Regulations last checked for updates: Nov 22, 2024

Title 30 - Mineral Resources last revised: Nov 19, 2024
§ 250.241 - What subsea systems and pipeline information must my DWOP include?

(a) You must include the following information common to the subsea system and the associated pipeline systems, which constitute all or part of a single project development covered by the DWOP and/or is consistent with activities addressed in your associated pipeline application, as applicable:

(1) The subsea field schematic depicting the planned subsea development equipment and infrastructure, including wells/trees, non-pipe subsea equipment, pipeline route(s), pipeline riser systems, umbilical(s), and platform footprint;

(2) A description of the subsea development project detailing the subsea and pipeline equipment design criteria and analysis procedures (including industry standards, pressure and temperature ratings, materials selection), testing methods, and general operational procedures;

(3) A description of the fabrication and assembly/testing location of subsea trees, pipelines, and non-pipe subsea equipment (manifold, Pipeline End Manifold (PLEM), Pipeline End Termination (PLET), Subsea Umbilical Termination Assembly (SUTA), subsea pumps, suction piles, etc.);

(4) A summary of the Integrity Management Program for subsea tieback development technologies, including a plan for inspection and monitoring to support assessment of the condition of the systems a minimum of once every 10 years. This should include, but is not limited to, the in-service inspections or surveys of hull and topsides structures, tendons, mooring, and pipeline and/or wellbore riser systems to assess component condition by inspection and analysis after each significant environmental event (e.g., hurricane, earthquake, loop and eddy currents, or mudslide) impacting the system, or once every 10 years, whichever occurs first. You must also include in your Integrity Management Plan a description of how you will determine significant environmental events; and

(5) A summary of safety and environmental controls.

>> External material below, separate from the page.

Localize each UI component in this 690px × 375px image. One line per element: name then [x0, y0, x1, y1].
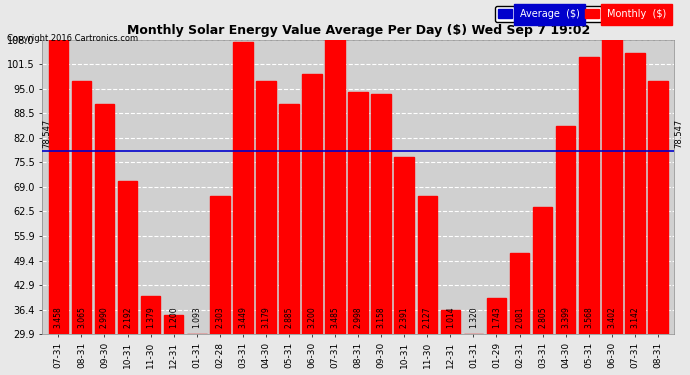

(b) You must include the following information about subsea systems that constitute all or part of a single project development covered by the DWOP:

(1) The system control type (e.g., direct hydraulic or electro-hydraulic);

(2) Well tree(s), wellhead, and non-pipe equipment general arrangement drawings and schematics, with size and valve type annotations to illustrate the tree and other equipment in operation;

(3) The estimated shut-in tubing pressure for the proposed well(s), including the calculation used to arrive at the estimate, specifying TVD, reservoir pressure, and the fluid gradient used, or a brief discussion of the PVT data used for estimation;

(4) The wellbore static bottomhole temperature and the estimated flowing temperature at the tree, including a description of the method used to calculate this estimate;

(5) A description of the umbilical(s) and umbilical connection(s), including an umbilical cross-section schematic;

(6) A description of the chemical or other injection systems and/or enhanced recovery systems you plan to use;

(7) A description of the corrosion monitoring and prevention/inhibition processes;

(8) Details of any re-furbished and/or re-certified equipment you plan to use; and

(9) A schedule of development activities, including well completion, facility installation, and anticipated date of first oil.

(c) You must include the following pipeline information in your DWOP, as applicable, to be consistent with your associated pipeline application(s):

(1) General design and fabrication information for each pipeline riser system;

(2) If you propose to use a pipeline free standing hybrid riser (FSHR) on a permanent installation that uses a buoyancy air can suspended from the top of the riser, you must provide the following information in your DWOP as part of the discussions required by paragraphs (b)(1) and (2) of this section:

(i) A detailed description and drawings of the FSHR, buoy, and the associated connection system;

(ii) Detailed information regarding the system used to connect the FSHR to the buoyancy air can, and associated redundancies; and

(iii) Descriptions of your monitoring system and monitoring plan for the pipeline FSHR and the associated connection system for fatigue, stress, and any other abnormal condition (e.g., corrosion), that may negatively impact the riser system's integrity.

(3) Pipeline and pipeline riser installation methods.

authority: 30 U.S.C. 1751,31.S.C. 9701, 33 U.S.C. 1321(j)(1)(C), 43 U.S.C. 1334.